Symptoms of trauma are defense mechanisms against unbearable circumstances and events. They are also signs that the mind is healthy. The problems start after the circumstances are over and the defense mechanisms remain, keeping victims stuck in the trauma – sometimes for generations.
What psychiatrists call reenactment or “post traumatic play” is endemic in Gaza. You need repetition to master trauma. This is why torture victims often identify with their torturers, and also why victims become perpetrators.
Dr. Eyad El-Sarraj, (1944-2013) Founder of the Gaza Community Mental Health Program, put it this way:
Imagine watching your father stripped naked and beaten. From the child’s point of view, how can the father look after them when he can’t look after himself. For some children, the soldiers have become symbols of power, father figures. A confusing paradox. They resist and hate them, but on the other hand they are the only role models of authority these children know. In Gaza children have missed their childhood. Twelve-year-olds play with toys that they should have been playing with when they were four or five. Most play with toy guns. This is a indicative of the models of authority they have grown up with in their occupied land. Everybody in Gaza in traumatized.
“What do you want to do when you grow up?” I ask seven-year-old Abdul. “I want to get a gun and kill the neighbours”, he says. His father stares, eyes glazed, at the floor. He and the other eight members of his family all suffer from what is called Post Traumatic Stress Disorder, a kind of mental hell. Life for this family stopped 18 months ago, when the father found his 17-year-old son Nedal on a garbage pile with a bullet hole through his brain. He was executed by the son-in-law of the family who lives next door. The neighbors say Nadal collaborated with the Israeli Defense Force. His family, friends and everyone else in the neighborhood maintain that he was just another Palestinian child who threw stones and resisted the Israeli soldiers.

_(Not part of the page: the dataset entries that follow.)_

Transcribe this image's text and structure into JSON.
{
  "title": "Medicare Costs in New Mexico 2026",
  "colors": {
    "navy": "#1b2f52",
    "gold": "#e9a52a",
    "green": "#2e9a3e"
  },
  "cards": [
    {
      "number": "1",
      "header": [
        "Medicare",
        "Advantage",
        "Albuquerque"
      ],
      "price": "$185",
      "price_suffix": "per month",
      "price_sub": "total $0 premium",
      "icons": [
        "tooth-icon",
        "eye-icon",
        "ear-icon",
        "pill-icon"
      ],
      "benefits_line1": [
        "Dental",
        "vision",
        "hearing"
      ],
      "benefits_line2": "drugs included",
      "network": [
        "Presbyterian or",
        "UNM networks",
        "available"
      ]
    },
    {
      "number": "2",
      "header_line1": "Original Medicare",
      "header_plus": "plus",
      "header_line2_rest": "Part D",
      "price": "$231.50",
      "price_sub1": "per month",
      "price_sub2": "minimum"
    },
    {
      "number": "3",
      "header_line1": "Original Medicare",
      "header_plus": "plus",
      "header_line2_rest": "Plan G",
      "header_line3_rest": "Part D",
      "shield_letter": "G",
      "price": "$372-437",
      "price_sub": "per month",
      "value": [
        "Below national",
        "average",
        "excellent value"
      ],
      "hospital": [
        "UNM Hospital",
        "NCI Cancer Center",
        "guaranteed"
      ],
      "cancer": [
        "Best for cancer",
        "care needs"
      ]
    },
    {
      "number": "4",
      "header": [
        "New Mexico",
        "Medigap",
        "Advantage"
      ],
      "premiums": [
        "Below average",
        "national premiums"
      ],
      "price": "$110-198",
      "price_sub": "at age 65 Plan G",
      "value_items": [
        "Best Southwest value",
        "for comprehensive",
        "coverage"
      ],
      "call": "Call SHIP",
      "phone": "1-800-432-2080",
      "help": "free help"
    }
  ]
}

“Violence has to end with the victim,” says Dr. Hanan Ashrawi, a former Palestinian peace negotiator. “The Jews went through the horror of the Holocaust and it affected everyone. They wanted us to take responsibility for their pain. The Palestinian pain needed to be legitimized. It has to do with the way we deal with authority. When we reclaim our basis of authority, then we can deal with trauma in objective conditions. We have to have playgrounds and institutions that support creativity and self-expression, and establish social systems that do this. That is the only way we are going to deal with hundreds of thousands of traumatized children.”